We studied the DRA model taking advantage of fluorescence molecular tomography (FMT) imaging using near-infrared probes to non-invasively evaluate lung inflammation and airway remodeling. At 4, 6, 8 or 11 weeks, cathepsin- and metalloproteinase-dependent fluorescence was evaluated in vivo. A subgroup of animals, after 4 weeks of DRA, was treated with Budesonide (100 µg/kg intranasally) daily for 4 weeks.
Cathepsin-dependent fluorescence in DRA-sensitized mice resulted significantly increased at 6 and 8 weeks, and was markedly inhibited by budesonide. This fluorescent signal well correlated with ex vivo analysis such as bronchoalveolar lavage eosinophils and pulmonary inflammatory cell infiltration. Metalloproteinase-dependent fluorescence was significantly increased at 8 and 11 weeks, nicely correlated with collagen deposition, as evaluated histologically by Masson's Trichrome staining, and airway epithelium hypertrophy, and was only partly inhibited by budesonide.

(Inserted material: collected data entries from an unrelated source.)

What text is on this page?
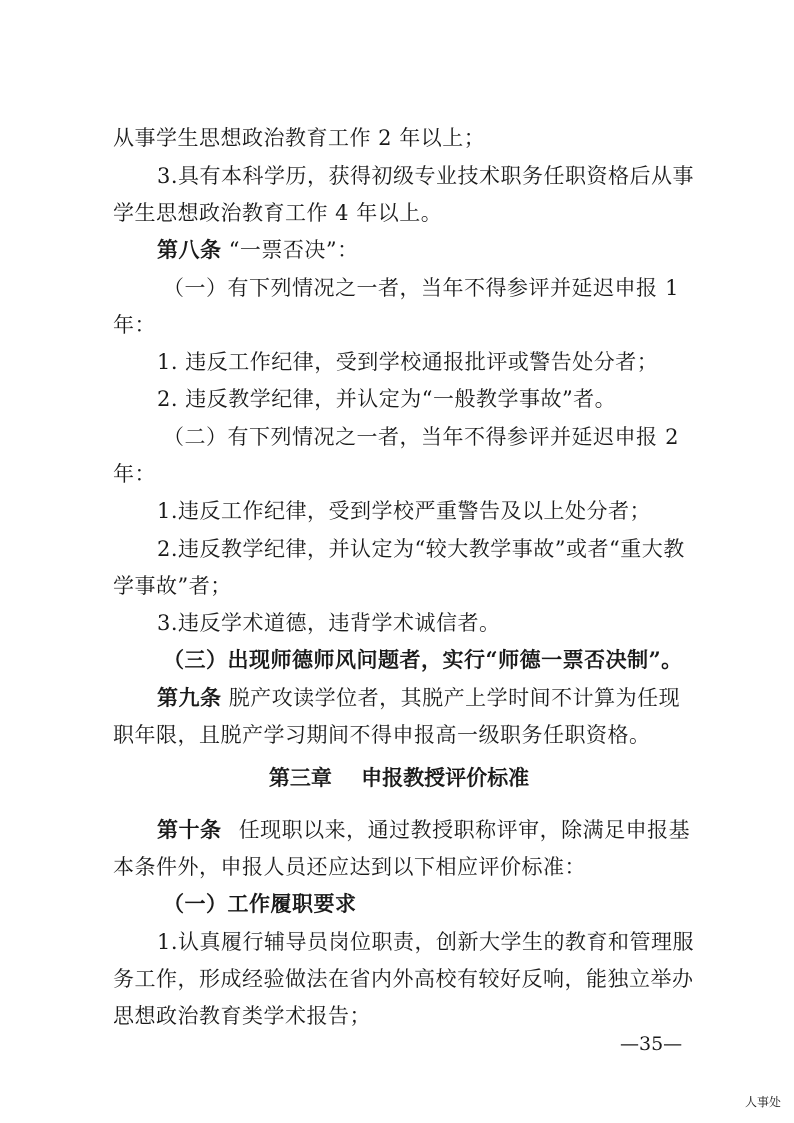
从事学生思想政治教育工作 2 年以上；
3.具有本科学历，获得初级专业技术职务任职资格后从事
学生思想政治教育工作 4 年以上。
第八条 “一票否决”：
（一）有下列情况之一者，当年不得参评并延迟申报 1
年：
1. 违反工作纪律，受到学校通报批评或警告处分者；
2. 违反教学纪律，并认定为“一般教学事故”者。
（二）有下列情况之一者，当年不得参评并延迟申报 2
年：
1.违反工作纪律，受到学校严重警告及以上处分者；
2.违反教学纪律，并认定为“较大教学事故”或者“重大教
学事故”者；
3.违反学术道德，违背学术诚信者。
（三）出现师德师风问题者，实行“师德一票否决制”。
第九条 脱产攻读学位者，其脱产上学时间不计算为任现
职年限，且脱产学习期间不得申报高一级职务任职资格。
第三章 申报教授评价标准
第十条 任现职以来，通过教授职称评审，除满足申报基
本条件外，申报人员还应达到以下相应评价标准：
（一）工作履职要求
1.认真履行辅导员岗位职责，创新大学生的教育和管理服
务工作，形成经验做法在省内外高校有较好反响，能独立举办
思想政治教育类学术报告；
—35—
人事处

FMT proved suitable for longitudinal studies to evaluate asthma progression, showing that cathepsin activity could be used to monitor inflammatory cell infiltration while metalloproteinase activity parallels airway remodeling, allowing the determination of steroid treatment efficacy in a chronic asthma model in mice.
哮喘是一种多因素疾病,为此已开发出多种小鼠模型。这些模型的一个主要缺点是气道病理的短暂性,在激发后24 - 72小时达到峰值,并在1 - 2周内消退。我们在最近描述的慢性哮喘小鼠模型(用三种变应原:尘螨、豚草和曲霉菌进行8周治疗;DRA)中对肺部炎症和组织重塑的时间演变进行了表征。
我们利用荧光分子断层扫描(FMT)成像,使用近红外探针来非侵入性评估肺部炎症和气道重塑,对DRA模型进行了研究。在第4、6、8或11周,在体内评估组织蛋白酶和金属蛋白酶依赖性荧光。一组动物在DRA治疗4周后,每天鼻内给予布地奈德(100μg/kg),持续4周。
DRA致敏小鼠中组织蛋白酶依赖性荧光在第6周和第8周显著增加,并被布地奈德明显抑制。这种荧光信号与支气管肺泡灌洗嗜酸性粒细胞和肺部炎性细胞浸润等体外分析结果密切相关。金属蛋白酶依赖性荧光在第8周和第11周显著增加,与通过Masson三色染色组织学评估的胶原沉积以及气道上皮肥大密切相关,并且仅被布地奈德部分抑制。
FMT被证明适用于评估哮喘进展的纵向研究,表明组织蛋白酶活性可用于监测炎性细胞浸润,而金属蛋白酶活性与气道重塑平行,从而能够确定小鼠慢性哮喘模型中类固醇治疗的疗效。